Lessons learned in training ‘safe users’ of confidential data

Abstract

Many statistical organisations require researchers using detailed sensitive data to undergo ‘safe researcher’ training. Such training has traditionally reflected the ‘policing’ model of data protection. This mirrors the defensive stance often adopted by data providers, which shifts the responsibility of failure onto the user, and which derives its behavioural assumptions from the neoclassical economic models of crime.

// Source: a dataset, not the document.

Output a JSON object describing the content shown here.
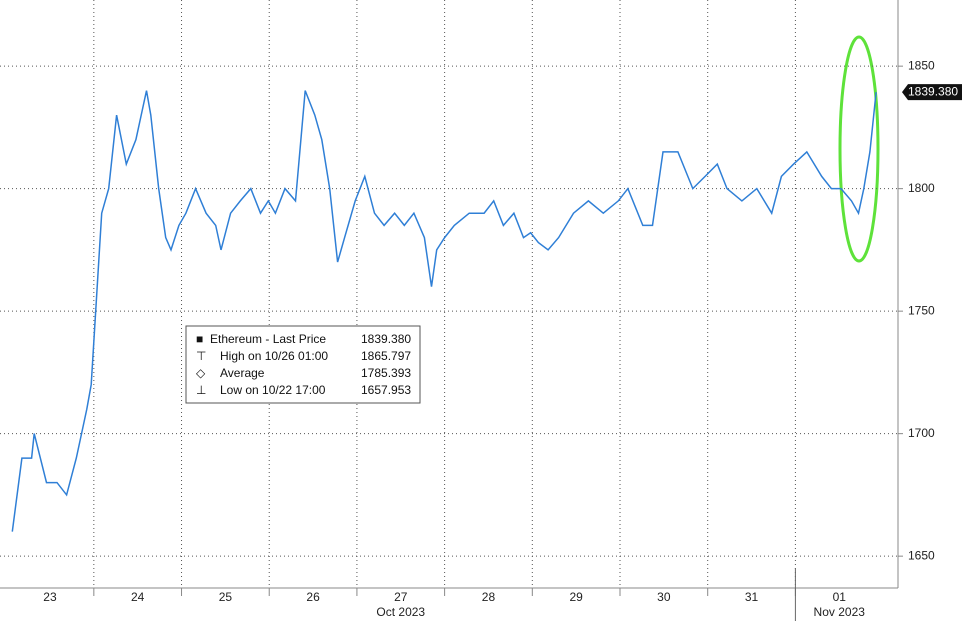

In recent years, there has been recognition that this approach is not well-suited in addressing the two most common risks to confidentiality: mistakes, and avoidance of inconvenient regulation. Moreover, it is hard to exploit the benefits of user engagement under the policing model, which encourages ‘them and us’ thinking. Finally, there is little evidence to suggest that students absorb “do/don’t” messages well.
There is a growing acceptance that a ‘community’ model of data protection brings a range of benefits, and that training is an investment in developing that community. This requires a different approach to training, focusing more on attitudinal shifts and less on right/wrong dichotomies.
This paper summarises recent learning about training users of confidential data: what they can learn, what they don’t learn, and how to extract the full benefit from training for both parties. We also explore how, in the community model, trainers and data owners also need to be trained as well researchers.
The paper focuses on face-to-face training, but also considers lessons for other training environments.
We illustrate with an example of the conceptual design of a new training course being developed for the UK Office for National Statistics.